From Arabic Hassan, meaning “beautiful” or “handsome,” this is a traditional Muslim male name.
Alhasan is an Arabic name of profound historical and spiritual significance, composed of the definite article *al-* and *hasan*, an adjective meaning "good," "handsome," "excellent," or "virtuous." The Prophet Muhammad is reported in hadith tradition to have said of his grandsons, *"Al-Hasan and Al-Husayn are the masters of the youth of Paradise,"* a statement that consecrated both names with a blessing that has echoed across fourteen centuries of Islamic civilization. To name a child Alhasan is to invoke that sacred inheritance.
Al-Hasan ibn Ali (625–670 CE) was the eldest son of Ali ibn Abi Talib and Fatimah, the Prophet's daughter, making him the Prophet's grandson by blood and one of the most revered figures in both Sunni and Shia Islam. He briefly led the Muslim community after the assassination of his father, then negotiated a peace treaty with Muawiyah I—an act that, depending on one's tradition, represents either exemplary wisdom or painful sacrifice. In Shia Islam, he is recognized as the second Imam, and his shrine in Medina remains a site of profound veneration.

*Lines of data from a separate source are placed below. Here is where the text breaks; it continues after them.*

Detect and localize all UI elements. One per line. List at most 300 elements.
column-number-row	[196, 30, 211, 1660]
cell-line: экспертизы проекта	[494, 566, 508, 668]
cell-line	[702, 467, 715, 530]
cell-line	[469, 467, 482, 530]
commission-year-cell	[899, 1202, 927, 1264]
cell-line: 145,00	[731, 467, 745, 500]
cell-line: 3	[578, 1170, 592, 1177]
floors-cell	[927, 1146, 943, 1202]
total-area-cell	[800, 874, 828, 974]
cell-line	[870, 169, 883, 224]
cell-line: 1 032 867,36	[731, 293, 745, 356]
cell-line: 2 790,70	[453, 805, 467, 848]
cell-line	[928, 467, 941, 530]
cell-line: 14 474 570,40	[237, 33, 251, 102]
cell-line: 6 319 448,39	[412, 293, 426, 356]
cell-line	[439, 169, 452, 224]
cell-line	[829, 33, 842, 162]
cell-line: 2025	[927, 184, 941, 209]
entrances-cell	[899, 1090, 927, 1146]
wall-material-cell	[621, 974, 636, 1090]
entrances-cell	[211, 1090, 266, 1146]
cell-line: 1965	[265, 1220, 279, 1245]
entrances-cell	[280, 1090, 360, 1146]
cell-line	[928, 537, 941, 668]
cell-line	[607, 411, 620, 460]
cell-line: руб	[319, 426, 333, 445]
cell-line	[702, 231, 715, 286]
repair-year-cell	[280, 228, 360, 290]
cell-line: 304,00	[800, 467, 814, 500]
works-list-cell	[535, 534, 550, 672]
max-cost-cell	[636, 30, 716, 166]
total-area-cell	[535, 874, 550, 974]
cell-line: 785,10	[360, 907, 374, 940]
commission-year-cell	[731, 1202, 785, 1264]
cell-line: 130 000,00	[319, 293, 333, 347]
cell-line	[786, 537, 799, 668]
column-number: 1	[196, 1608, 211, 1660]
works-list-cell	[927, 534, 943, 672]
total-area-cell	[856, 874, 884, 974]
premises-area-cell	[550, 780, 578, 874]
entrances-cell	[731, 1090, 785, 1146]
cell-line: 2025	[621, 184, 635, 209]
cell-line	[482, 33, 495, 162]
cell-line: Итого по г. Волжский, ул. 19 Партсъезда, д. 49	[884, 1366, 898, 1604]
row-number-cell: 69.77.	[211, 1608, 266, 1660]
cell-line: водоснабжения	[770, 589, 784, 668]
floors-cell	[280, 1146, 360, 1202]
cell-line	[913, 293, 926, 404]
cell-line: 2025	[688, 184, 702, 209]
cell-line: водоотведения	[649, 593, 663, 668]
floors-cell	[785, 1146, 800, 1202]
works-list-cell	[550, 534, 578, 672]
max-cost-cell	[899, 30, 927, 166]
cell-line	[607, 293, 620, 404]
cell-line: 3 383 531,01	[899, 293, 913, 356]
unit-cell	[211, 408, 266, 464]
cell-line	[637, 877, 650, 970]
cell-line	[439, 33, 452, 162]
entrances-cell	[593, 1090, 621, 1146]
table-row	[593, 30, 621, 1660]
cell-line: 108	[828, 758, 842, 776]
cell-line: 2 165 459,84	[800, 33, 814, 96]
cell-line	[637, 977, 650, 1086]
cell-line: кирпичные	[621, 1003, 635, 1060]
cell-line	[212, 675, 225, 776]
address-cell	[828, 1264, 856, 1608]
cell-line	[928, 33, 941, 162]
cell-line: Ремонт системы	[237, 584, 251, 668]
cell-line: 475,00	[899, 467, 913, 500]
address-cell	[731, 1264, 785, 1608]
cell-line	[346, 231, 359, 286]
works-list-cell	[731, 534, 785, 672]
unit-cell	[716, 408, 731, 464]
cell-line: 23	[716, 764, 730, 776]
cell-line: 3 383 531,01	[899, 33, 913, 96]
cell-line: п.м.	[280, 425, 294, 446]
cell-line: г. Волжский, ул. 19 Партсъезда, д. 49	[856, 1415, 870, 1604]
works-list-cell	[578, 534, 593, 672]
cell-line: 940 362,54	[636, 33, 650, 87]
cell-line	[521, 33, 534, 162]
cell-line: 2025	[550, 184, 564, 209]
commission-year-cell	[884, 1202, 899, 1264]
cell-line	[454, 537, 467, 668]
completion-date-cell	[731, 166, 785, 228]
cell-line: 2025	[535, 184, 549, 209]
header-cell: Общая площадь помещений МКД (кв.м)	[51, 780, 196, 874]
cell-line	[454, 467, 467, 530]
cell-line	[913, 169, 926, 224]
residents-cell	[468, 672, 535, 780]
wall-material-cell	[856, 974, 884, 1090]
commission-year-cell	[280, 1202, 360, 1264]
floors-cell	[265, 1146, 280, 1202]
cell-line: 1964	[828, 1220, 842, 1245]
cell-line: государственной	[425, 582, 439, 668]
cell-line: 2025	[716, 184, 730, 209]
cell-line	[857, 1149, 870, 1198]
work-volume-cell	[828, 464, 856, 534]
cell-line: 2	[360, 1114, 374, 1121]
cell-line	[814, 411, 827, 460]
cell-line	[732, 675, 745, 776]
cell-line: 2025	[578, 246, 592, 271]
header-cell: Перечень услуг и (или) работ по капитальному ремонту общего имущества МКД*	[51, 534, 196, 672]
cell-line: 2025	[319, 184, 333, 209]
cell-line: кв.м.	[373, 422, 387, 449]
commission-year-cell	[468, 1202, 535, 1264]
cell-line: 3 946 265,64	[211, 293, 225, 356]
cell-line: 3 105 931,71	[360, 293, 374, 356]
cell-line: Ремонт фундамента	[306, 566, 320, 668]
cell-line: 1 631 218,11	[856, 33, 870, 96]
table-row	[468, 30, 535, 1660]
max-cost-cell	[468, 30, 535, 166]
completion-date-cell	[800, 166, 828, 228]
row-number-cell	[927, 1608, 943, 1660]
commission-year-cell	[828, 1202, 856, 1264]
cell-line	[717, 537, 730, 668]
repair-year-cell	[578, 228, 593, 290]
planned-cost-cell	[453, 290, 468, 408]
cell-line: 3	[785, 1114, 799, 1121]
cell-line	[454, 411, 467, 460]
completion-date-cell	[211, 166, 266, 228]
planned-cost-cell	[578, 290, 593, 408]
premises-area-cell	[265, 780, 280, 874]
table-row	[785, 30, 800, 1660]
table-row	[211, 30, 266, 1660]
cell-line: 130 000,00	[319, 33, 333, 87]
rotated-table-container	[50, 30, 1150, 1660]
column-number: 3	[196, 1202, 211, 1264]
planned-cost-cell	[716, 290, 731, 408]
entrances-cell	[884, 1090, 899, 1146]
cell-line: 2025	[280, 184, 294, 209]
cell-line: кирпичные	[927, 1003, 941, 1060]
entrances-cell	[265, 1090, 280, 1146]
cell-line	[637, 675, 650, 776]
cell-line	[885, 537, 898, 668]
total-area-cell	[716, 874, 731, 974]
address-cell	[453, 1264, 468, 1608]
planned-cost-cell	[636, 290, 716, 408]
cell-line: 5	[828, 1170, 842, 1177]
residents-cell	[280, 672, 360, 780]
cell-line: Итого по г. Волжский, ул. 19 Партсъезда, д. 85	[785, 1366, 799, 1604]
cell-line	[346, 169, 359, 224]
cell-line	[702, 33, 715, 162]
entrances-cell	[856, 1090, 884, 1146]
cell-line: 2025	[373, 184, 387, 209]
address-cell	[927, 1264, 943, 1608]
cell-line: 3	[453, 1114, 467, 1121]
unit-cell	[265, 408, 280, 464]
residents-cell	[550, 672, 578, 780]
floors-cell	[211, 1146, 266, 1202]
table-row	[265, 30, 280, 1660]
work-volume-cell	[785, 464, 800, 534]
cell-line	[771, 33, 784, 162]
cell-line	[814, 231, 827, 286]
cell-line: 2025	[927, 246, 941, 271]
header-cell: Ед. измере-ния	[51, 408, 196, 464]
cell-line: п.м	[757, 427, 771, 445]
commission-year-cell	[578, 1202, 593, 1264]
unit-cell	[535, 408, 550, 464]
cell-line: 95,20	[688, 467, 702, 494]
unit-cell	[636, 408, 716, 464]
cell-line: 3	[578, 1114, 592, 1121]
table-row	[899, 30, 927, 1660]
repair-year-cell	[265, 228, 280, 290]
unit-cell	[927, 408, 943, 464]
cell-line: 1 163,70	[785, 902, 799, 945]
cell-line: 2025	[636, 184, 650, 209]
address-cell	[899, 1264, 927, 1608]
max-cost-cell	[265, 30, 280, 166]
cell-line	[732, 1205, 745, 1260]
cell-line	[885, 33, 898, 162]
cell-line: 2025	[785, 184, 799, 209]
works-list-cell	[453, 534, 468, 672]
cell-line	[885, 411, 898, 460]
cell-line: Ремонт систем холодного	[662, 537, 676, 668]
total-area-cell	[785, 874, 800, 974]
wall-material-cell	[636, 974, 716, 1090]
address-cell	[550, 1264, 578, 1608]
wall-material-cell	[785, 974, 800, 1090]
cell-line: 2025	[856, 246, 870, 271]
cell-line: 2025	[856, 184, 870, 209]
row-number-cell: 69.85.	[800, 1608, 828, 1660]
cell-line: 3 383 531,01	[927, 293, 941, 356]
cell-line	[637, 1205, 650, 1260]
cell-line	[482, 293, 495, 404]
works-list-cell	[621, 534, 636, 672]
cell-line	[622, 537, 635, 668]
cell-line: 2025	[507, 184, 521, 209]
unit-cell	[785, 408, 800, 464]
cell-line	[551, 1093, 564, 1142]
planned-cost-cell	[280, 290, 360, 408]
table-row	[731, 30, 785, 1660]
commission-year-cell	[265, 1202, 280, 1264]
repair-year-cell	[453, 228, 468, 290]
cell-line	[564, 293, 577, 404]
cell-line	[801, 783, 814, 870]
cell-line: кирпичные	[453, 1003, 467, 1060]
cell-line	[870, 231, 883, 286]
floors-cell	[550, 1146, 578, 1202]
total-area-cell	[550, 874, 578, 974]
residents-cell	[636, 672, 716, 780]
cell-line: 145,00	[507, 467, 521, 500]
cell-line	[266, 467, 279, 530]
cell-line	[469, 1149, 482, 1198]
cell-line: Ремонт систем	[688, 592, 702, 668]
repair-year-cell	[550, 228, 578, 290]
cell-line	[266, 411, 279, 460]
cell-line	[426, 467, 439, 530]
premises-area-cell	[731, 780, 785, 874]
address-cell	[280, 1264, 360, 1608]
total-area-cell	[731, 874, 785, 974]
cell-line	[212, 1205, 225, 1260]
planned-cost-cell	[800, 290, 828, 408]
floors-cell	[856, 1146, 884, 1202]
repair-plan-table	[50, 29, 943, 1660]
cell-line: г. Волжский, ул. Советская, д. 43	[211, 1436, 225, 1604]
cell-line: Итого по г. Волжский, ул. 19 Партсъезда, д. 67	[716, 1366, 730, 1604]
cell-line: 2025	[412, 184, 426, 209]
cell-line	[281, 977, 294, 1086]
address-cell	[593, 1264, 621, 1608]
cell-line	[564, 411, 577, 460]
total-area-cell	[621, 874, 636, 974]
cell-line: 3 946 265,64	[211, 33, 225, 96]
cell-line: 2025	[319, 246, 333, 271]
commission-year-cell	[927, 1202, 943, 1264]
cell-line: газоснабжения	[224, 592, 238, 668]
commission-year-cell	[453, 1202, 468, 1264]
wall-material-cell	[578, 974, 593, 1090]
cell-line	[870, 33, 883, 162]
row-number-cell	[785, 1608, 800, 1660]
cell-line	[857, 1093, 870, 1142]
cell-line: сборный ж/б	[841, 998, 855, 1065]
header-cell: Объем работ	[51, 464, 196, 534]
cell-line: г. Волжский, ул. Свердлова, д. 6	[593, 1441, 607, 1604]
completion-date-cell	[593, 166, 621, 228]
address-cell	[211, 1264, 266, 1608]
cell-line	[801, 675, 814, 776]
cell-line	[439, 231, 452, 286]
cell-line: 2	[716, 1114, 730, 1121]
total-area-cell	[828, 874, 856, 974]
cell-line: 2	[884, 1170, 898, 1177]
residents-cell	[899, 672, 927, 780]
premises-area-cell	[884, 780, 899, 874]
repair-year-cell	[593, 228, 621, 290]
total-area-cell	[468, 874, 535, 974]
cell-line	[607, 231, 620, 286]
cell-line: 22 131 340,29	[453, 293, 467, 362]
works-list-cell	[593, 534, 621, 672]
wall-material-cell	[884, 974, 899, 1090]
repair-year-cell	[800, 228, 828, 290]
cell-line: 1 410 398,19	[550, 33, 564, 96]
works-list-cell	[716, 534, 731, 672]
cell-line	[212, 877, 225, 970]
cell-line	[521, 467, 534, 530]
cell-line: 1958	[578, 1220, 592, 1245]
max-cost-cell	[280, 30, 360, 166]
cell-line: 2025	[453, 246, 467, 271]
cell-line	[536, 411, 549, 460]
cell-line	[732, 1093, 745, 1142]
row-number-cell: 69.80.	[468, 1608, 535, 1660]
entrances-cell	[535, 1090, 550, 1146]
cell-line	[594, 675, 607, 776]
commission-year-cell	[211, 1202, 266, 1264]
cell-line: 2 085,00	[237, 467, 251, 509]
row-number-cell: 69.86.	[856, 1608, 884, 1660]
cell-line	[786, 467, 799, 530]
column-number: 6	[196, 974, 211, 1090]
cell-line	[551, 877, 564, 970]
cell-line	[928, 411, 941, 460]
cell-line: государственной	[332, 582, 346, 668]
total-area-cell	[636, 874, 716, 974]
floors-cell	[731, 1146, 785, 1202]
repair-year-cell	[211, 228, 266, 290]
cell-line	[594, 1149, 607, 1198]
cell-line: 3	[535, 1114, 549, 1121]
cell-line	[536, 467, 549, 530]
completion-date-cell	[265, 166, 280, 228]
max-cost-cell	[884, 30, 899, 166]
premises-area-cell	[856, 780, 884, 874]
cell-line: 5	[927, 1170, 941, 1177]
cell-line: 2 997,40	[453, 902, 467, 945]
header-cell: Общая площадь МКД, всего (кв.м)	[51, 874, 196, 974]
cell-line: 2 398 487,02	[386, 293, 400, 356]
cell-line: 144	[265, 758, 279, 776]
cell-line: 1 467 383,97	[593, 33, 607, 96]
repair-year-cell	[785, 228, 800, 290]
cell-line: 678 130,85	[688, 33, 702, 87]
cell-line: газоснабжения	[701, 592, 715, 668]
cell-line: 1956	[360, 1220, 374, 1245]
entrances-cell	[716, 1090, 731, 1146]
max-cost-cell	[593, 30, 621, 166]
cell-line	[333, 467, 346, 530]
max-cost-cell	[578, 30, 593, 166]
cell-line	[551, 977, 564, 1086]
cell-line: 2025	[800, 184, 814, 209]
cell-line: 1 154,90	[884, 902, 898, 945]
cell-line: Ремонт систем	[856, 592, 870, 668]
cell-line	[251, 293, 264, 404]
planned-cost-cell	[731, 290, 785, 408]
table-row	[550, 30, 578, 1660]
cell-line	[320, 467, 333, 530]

The name has never narrowed into obscurity—it has been carried by caliphs, scholars, poets, and saints across the full geographic spread of the Islamic world, from Morocco to Indonesia. Al-Hasan al-Basri (642–728 CE), one of the great early mystics and theologians of Islam, gave the name an additional intellectual dimension. In the modern era, Alhasan continues to be given across Arab, West African, South Asian, and diaspora communities as both a family name honoring a revered ancestor and a first name expressing aspiration toward goodness.